In general, this transcription attempts to retain the formatting, punctuation and spelling of the source text, including variant spellings such as “good by” and “wont” (instead of “won’t”). In a few cases where the quality of the images made a word or a punctuation mark hard to read, the obvious reading was considered the correct reading without comment.

The following changes were made:

  • Cover and title page: Changed “Day Well Spent” to “A Day Well Spent.” The original title page gives the title as “Day Well Spent.” On the first page of the text and in the running title throughout, the title is “A Day Well Spent.”
  • p. 5: COTTON runs across from R. to L.—Added a closing parenthesis at the end of the stage direction for consistency.
  • p. 8: BOLT. Ha, ha, ha! Yes.—(Aside) Dear Steele! She jumps at it.—I’m magnetic steel. (Whisper)—Inserted a period after “Aside” and “Whisper”.
  • p. 9: A Room at an Inn—A window open, with balcony, a little to the R. in flat,—A large screen—Deleted the comma after “flat”.
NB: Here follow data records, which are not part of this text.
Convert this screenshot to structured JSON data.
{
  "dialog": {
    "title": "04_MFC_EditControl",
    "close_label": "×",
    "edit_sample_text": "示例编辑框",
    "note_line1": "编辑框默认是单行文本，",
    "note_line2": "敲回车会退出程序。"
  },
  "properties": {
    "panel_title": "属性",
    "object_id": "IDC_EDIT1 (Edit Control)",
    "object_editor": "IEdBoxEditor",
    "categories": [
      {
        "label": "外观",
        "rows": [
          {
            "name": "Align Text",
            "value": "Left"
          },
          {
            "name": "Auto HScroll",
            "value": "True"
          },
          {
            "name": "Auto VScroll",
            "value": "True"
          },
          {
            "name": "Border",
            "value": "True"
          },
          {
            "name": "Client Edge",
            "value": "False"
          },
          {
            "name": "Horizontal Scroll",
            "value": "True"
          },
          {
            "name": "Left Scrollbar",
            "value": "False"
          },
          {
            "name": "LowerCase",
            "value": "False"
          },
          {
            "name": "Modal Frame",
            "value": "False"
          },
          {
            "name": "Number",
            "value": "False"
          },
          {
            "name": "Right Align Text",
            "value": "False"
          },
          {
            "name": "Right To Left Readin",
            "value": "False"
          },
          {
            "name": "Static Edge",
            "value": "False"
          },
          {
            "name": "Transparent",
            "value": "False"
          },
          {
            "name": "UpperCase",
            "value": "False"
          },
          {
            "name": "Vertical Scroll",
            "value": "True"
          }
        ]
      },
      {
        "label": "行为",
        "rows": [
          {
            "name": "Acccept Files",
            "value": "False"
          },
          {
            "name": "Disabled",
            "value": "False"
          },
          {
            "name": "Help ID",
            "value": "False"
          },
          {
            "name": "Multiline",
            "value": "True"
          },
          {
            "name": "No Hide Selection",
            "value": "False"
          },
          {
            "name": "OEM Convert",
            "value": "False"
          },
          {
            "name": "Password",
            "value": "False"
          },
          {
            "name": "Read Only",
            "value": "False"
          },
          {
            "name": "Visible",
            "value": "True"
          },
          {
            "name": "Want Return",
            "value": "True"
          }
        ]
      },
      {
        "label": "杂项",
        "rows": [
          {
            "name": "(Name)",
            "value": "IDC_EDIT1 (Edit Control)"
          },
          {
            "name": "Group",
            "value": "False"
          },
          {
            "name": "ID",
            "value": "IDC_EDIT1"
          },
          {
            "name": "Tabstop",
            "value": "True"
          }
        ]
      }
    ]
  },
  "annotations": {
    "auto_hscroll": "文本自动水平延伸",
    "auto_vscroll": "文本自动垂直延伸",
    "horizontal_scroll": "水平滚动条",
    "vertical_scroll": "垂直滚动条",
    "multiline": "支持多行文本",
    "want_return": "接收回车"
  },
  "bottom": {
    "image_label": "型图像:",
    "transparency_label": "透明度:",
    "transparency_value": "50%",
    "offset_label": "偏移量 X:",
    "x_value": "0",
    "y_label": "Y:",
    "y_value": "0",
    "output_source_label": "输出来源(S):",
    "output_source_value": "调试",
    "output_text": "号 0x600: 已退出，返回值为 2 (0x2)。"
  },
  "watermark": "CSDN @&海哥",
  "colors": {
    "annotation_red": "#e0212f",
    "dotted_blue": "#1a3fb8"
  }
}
  • p. 10: (Whispers) I’ll tell you what we must do, Bobby,—Inserted a period after “Whispers”.
  • p. 12: Makes signs to BOLT—slips MISS BROWNS cloak and bonnet offchair—Changed “offchair” to “off chair”.
  • p. 12: I have it, Mr Cotton has a foreman named Bolt—Added a period after “Mr” for consistency.
  • p. 18: (Exeunt MISS B. and MRS. S. LH.)—Inserted a comma after “MRS. S.”